Die Wiedervernässung von Mooren ist ein unverzichtbarer Baustein zur Erreichung der Klimaziele des Pariser Abkommens. Weltweite Klimaneutralität bis 2050 heißt, dass in etwa 30 Jahren möglichst alle Moore wiedervernässt sein müssen.

Dr. Thorsten Permien, Ministerium für Landwirtschaft und Umwelt Mecklenburg-Vorpommern

Infolge der Trockenlegung war der Torfkörper stark dezimiert und der Moorboden abgesackt. Für das Wiedervernässungsprojekt wurden Pumpen stillgelegt, Entwässerungsgräben gefüllt und alte Wasserzuläufe erneuert. Dank des Klimaschutzprojektes wird so der fortschreitende Torfabbau gestoppt, damit der Moorkörper des Gelliner Bruchs wieder ein natürlicher Kohlenstoffspeicher und keine Treibhausquelle mehr ist.

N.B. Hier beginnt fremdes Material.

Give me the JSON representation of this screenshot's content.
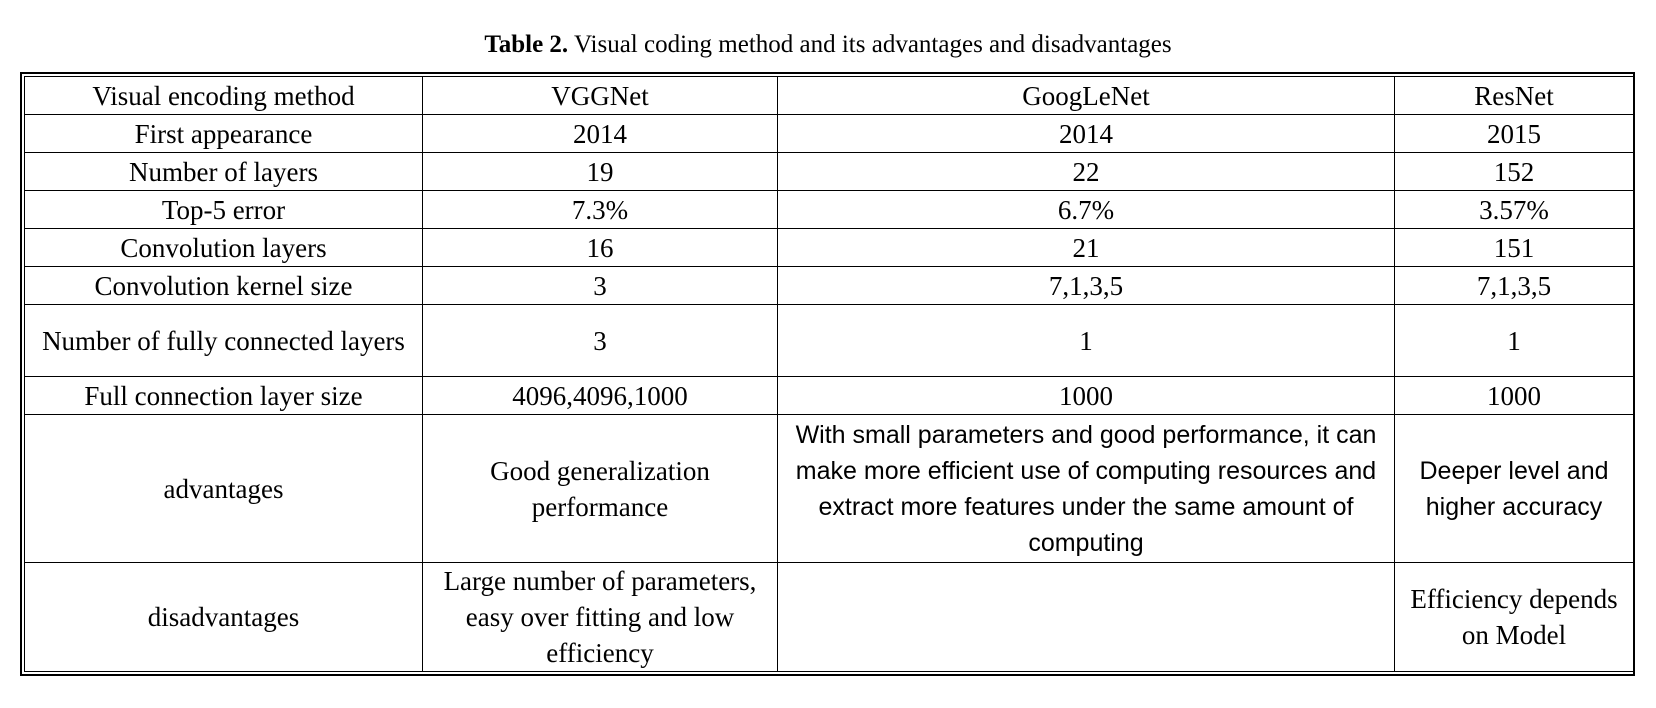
{
  "caption": {
    "label": "Table 2.",
    "text": " Visual coding method and its advantages and disadvantages"
  },
  "table": {
    "header": {
      "row_label": "Visual encoding method",
      "columns": [
        "VGGNet",
        "GoogLeNet",
        "ResNet"
      ]
    },
    "rows": [
      {
        "label": "First appearance",
        "values": [
          "2014",
          "2014",
          "2015"
        ]
      },
      {
        "label": "Number of layers",
        "values": [
          "19",
          "22",
          "152"
        ]
      },
      {
        "label": "Top-5 error",
        "values": [
          "7.3%",
          "6.7%",
          "3.57%"
        ]
      },
      {
        "label": "Convolution layers",
        "values": [
          "16",
          "21",
          "151"
        ]
      },
      {
        "label": "Convolution kernel size",
        "values": [
          "3",
          "7,1,3,5",
          "7,1,3,5"
        ]
      },
      {
        "label": "Number of fully connected layers",
        "values": [
          "3",
          "1",
          "1"
        ]
      },
      {
        "label": "Full connection layer size",
        "values": [
          "4096,4096,1000",
          "1000",
          "1000"
        ]
      },
      {
        "label": "advantages",
        "values": [
          "Good generalization performance",
          "With small parameters and good performance, it can make more efficient use of computing resources and extract more features under the same amount of computing",
          "Deeper level and higher accuracy"
        ]
      },
      {
        "label": "disadvantages",
        "values": [
          "Large number of parameters, easy over fitting and low efficiency",
          "",
          "Efficiency depends on Model"
        ]
      }
    ]
  }
}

Brutgebiet und Lebensraum für viele Vogelarten

Als wasserreiche Ökosysteme spielen Moore eine wichtige Rolle als Lebens- und Schutzräume spezialisierter Pflanzen- und Tierarten. Viele, an feuchte Gebiete gebundene Vogelarten wie Reiher, Kranich, Graugänse, Schnepfen und Bekassinen sind auf intakte Moorflächen als Rast- und Brutstätten angewiesen. Hier finden sie auch genug Nahrung bevor sie in ihre Winterquartiere weiterziehen. Aber auch für den Wasserhaushalt, d.h. für den Hochwasserschutz und die Wasserreinhaltung sind Moore von unschätzbarem Wert. Ihre Torfe sind in der Lage, schnell viel Wasser aufzunehmen, z.B. bei Starkregenereignissen, und dieses über einen langen Zeitraum an die umliegende Landschaft abzugeben, z.B. in Trockenphasen. Intakte Moore sind außerdem ein wichtiger Filter für Nitrat- und Stickstoffeinträge aus der Landwirtschaft und sorgen damit für sauberes Wasser in Flüssen, Seen und Meeren.

Die Projektumsetzung

Durch den Erwerb von MoorFutures®-Zertifikaten können sich Privatpersonen, Unternehmen und Institutionen an der Finanzierung der Projektumsetzung beteiligen. Insgesamt werden ca. 6,7ha des Moores geschützt und seine Torfschichten somit vor dem Verschwinden bewahrt. Die „MoorFutures®“ wurden 2012 als weltweit erstes Kohlenstoffzertifikat aus der Wiedervernässung von Mooren etabliert. Maßstab und Vorgehensweise der MoorFutures-Projekte regelt der MoorFutures-Standard. Diese Projektumsetzung und die wissenschaftliche Begleitung der Klimawirkungen beim Gelliner Bruch koordiniert das Ministerium für Landwirtschaft und Umwelt Mecklenburg-Vorpommern in Zusammenarbeit mit der Landgesellschaft Mecklenburg-Vorpommern, die die Fläche für die Projektumsetzung erworben hat.

Dieses Projekt trägt zu drei SDGs bei:

  • SDG 6: Für den Wasserhaushalt, die Wasseraufnahmekapazität und die Wasserreinhaltung hat das Moor eine wichtige Bedeutung.
  • SDG 13: Schädliche Treibhausgase werden gebunden und gelangen nicht mehr in die Atmosphäre.
  • SDG 15: Als wertvoller Lebensraum für viele bedrohte Tier- und Pflanzenarten leistet das Moor einen Beitrag zur Biodiversität.

Situation ohne Projekt

Entwässertes Moor setzt CO2-Emmissionen frei

Beitrag zu den SDGs

Projektstandard

Projektnummer

7222

Bleiben Sie informiert!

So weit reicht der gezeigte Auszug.